Maybe a handful of times in 14 years she's had cake or ice cream for breakfast. But since it isn't forbidden and because dessert-type foods aren't singled out as special treats she doesn't desire them over other foods and her diet is pretty standard. Part of living is talking about what foods have more nutrition (in an informational way rather than as a backdoor way of saying eat this/don't eat that.)
She has stayed up all night so all the charm of that wore off long ago.
She went through a period, about a year and a half or two when she was 10ish, where she watched a lot of Cartoon Network. (From what other parents have said, It seems not unusual for that age.) Now she watches a program or two in the evening and every once in a while will watch something during the day. Which is pretty typical for unschooled kids who can watch as much TV as they want. That is as much as she wants to watch.

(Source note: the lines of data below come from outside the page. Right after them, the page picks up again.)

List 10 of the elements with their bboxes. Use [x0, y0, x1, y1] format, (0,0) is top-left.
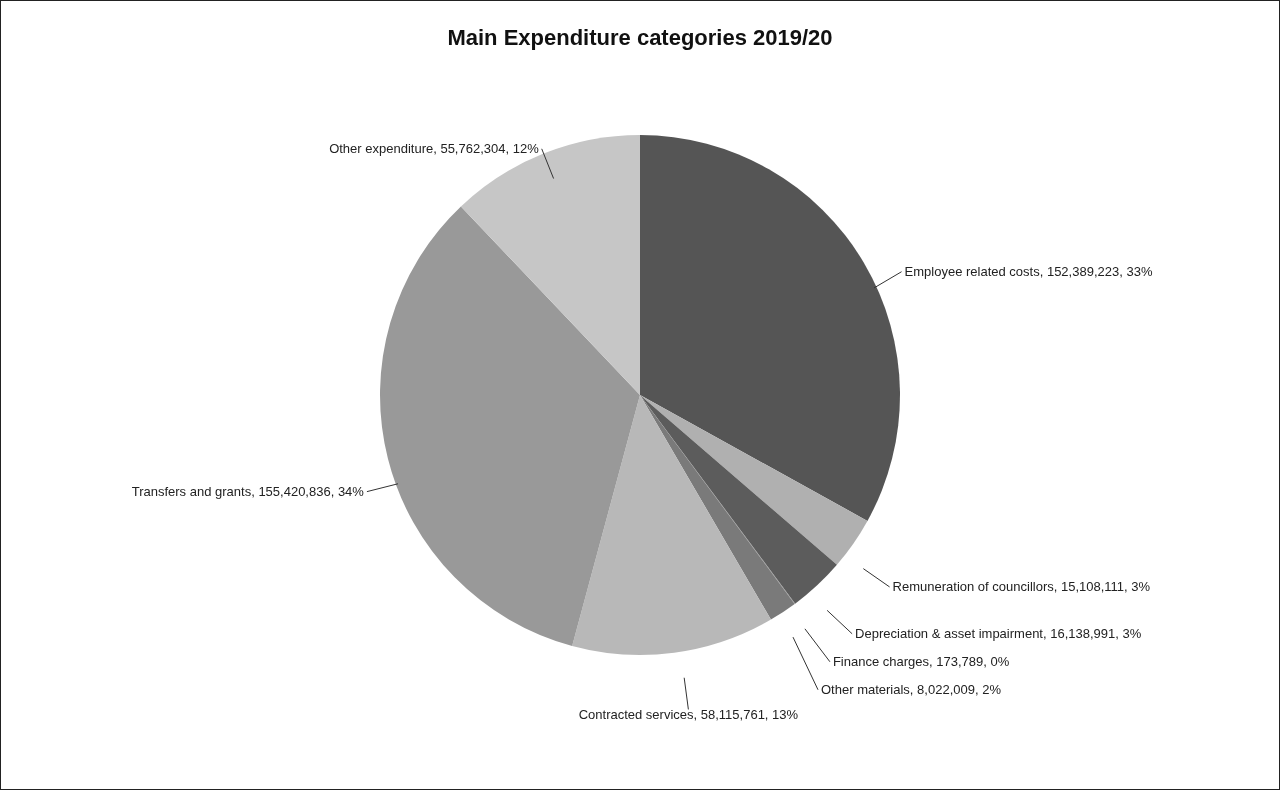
chart-title: Main Expenditure categories 2019/20	[447, 25, 833, 50]
slice-label: Contracted services, 58,115,761, 13%	[578, 707, 799, 723]
slice-label: Finance charges, 173,789, 0%	[832, 653, 1010, 669]
slice-label: Other expenditure, 55,762,304, 12%	[329, 140, 540, 156]
slice-label: Remuneration of councillors, 15,108,111, 3%	[892, 578, 1151, 594]
slice-label: Transfers and grants, 155,420,836, 34%	[131, 483, 365, 499]
slice-label: Employee related costs, 152,389,223, 33%	[904, 263, 1153, 279]
slice-label: Depreciation & asset impairment, 16,138,991, 3%	[855, 625, 1142, 641]
slice-label: Other materials, 8,022,009, 2%	[821, 681, 1002, 697]
pie-slice	[380, 206, 640, 646]
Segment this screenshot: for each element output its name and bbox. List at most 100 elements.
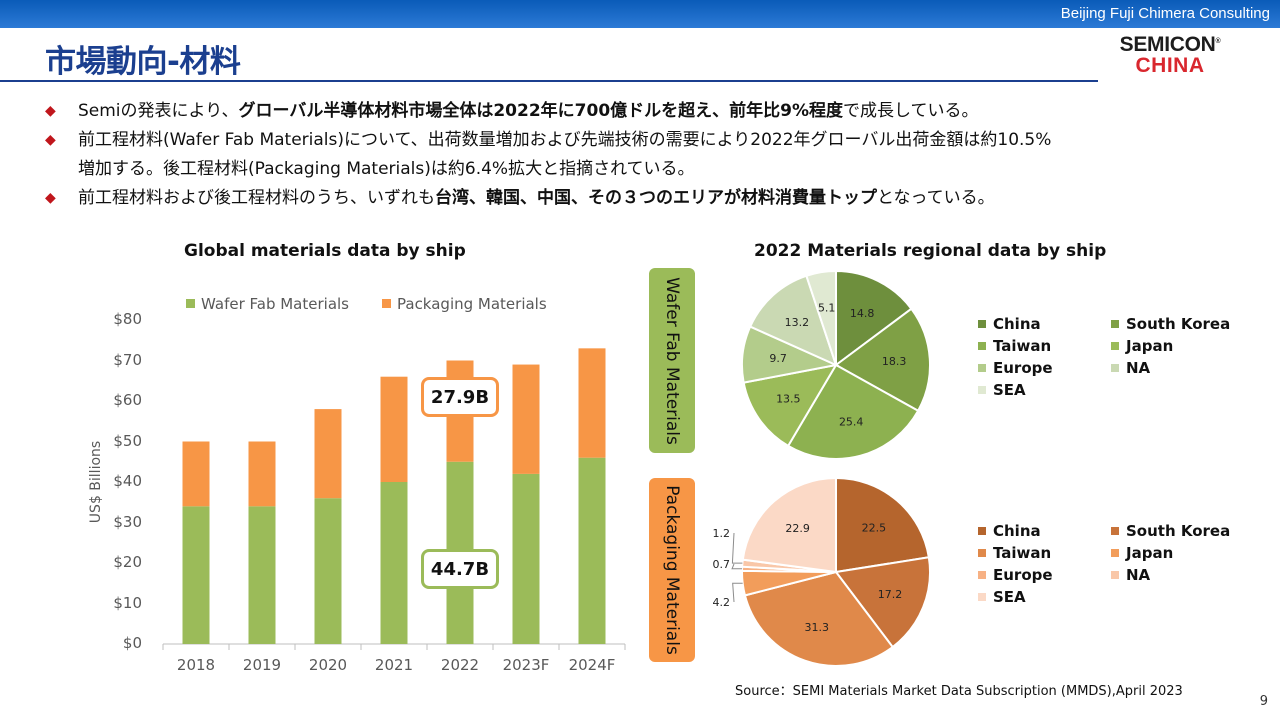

(Though kids who have had TV controlled often do go through a period of glutting on TV, trying to get in as much as they can to make up for what they feel they've been missing, and to get it all in before -- they fear -- the controls come back. It's pretty similar to the behavior of adults during a gas crisis when gas is limited, or right before a snow storm when people fear they won't be able to get what they want from the store. And when the limitations are gone, people return to getting gas and food when the need it. Same with kids.)
Only friends generally say yes most of the time. We are not supposed to be our children's friend, but their parent who sets limits and boundaries so that they learn they won't always get what they want and they need to behave.
Yup, that's the standard line. And people say horrible things will happen if parents don't set limits. And they'll point to parents who use hands off parenting as an example because their kids are wild and rude.
But there is a difference between being a partner and stepping back out of the way. My daughter knows I'm on her side. She knows I'm there to help her explore the world.
Maybe it's easier to picture as a husband and wife scenario. If I were to step into an area that my husband is an expert in and I were about to do something imminently dangerous, I'd trust that he'd stop me! I don't want to get hurt any more than he wants me to get hurt. But when the danger isn't imminent or I'm not about to ruin something, it's better for me to learn by trying things out to see what happens.
Too many of today's children have never had to earn anything, either through chores or going out and earning money to buy those extras they want. They simply expect to have everything handed to them on a silver platter and that there will never be any negative consequences to anything wrong/bad/illegal that they do.
That's the standard thought. And yet there are oodles of children being raised by parents on the UnschoolingDiscussion list and other lists who are great kids because they know their parents are their partners in exploring life.